Overview
I am mainly interested in applications of Stastical Machine learning techniques to practical problems. The applications I have worked on can be divided into 3 main areas:
Brain Computer interfaces (BCI)
A BCI is designed to allow a person to control a machine by simply thinking. Machine learning is critically important for practical BCIs as it allows allows the machine to rapidly adapt to the unique signals generated by each individual user. I am currently investiagating how to train subject-specfic feature extraction algorithms, and how to adapt the BCI on-line to changes in the subjects brain state.
Real-Time decision making and Bounded Rationality.

Computational agents in the "real-world" must be able to make quick, complex, goal-directed, real-time decisions in the context of limited resources and uncertainty about the environment. Towards this end my PhD thesis work investigated how learning and decision theoretic control of reasoning (meta-control) could be used to learn useful information about the environment and direct computation effort where it was most useful.

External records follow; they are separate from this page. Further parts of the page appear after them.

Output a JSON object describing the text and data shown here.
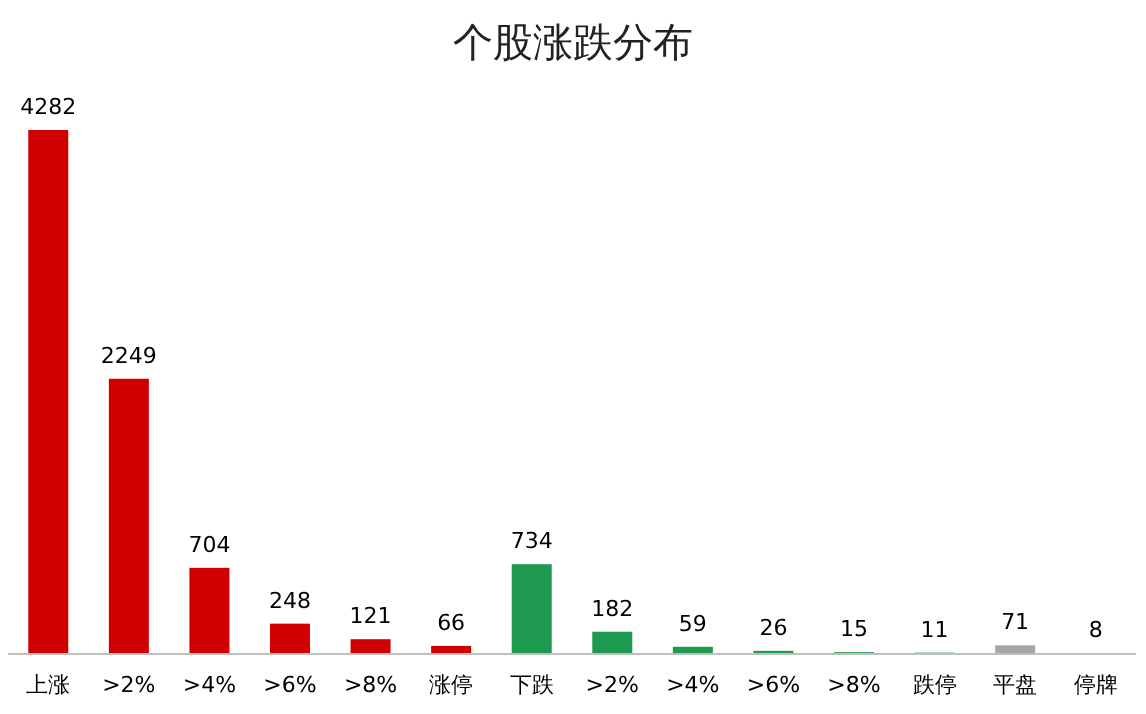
{
  "chart_data": {
    "type": "bar",
    "title": "个股涨跌分布",
    "categories": [
      "上涨",
      ">2%",
      ">4%",
      ">6%",
      ">8%",
      "涨停",
      "下跌",
      ">2%",
      ">4%",
      ">6%",
      ">8%",
      "跌停",
      "平盘",
      "停牌"
    ],
    "values": [
      4282,
      2249,
      704,
      248,
      121,
      66,
      734,
      182,
      59,
      26,
      15,
      11,
      71,
      8
    ],
    "colors": [
      "#d10000",
      "#d10000",
      "#d10000",
      "#d10000",
      "#d10000",
      "#d10000",
      "#1e9a50",
      "#1e9a50",
      "#1e9a50",
      "#1e9a50",
      "#1e9a50",
      "#1e9a50",
      "#a6a6a6",
      "#a6a6a6"
    ],
    "data_labels": true
  }
}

Generic Image Categorisation.

This is the problem of recognising that an image contains particular types of objects, such as chairs, trees, cars, phones etc. As for BCI machine learning is critical to this problem to adapt to the huge varability in images within the same class, caused by for example, changes in: object instance, orientation, lighting, background.. To address this problem we combined SIFT interest point detectors with specialised kernels for working with sets of objects.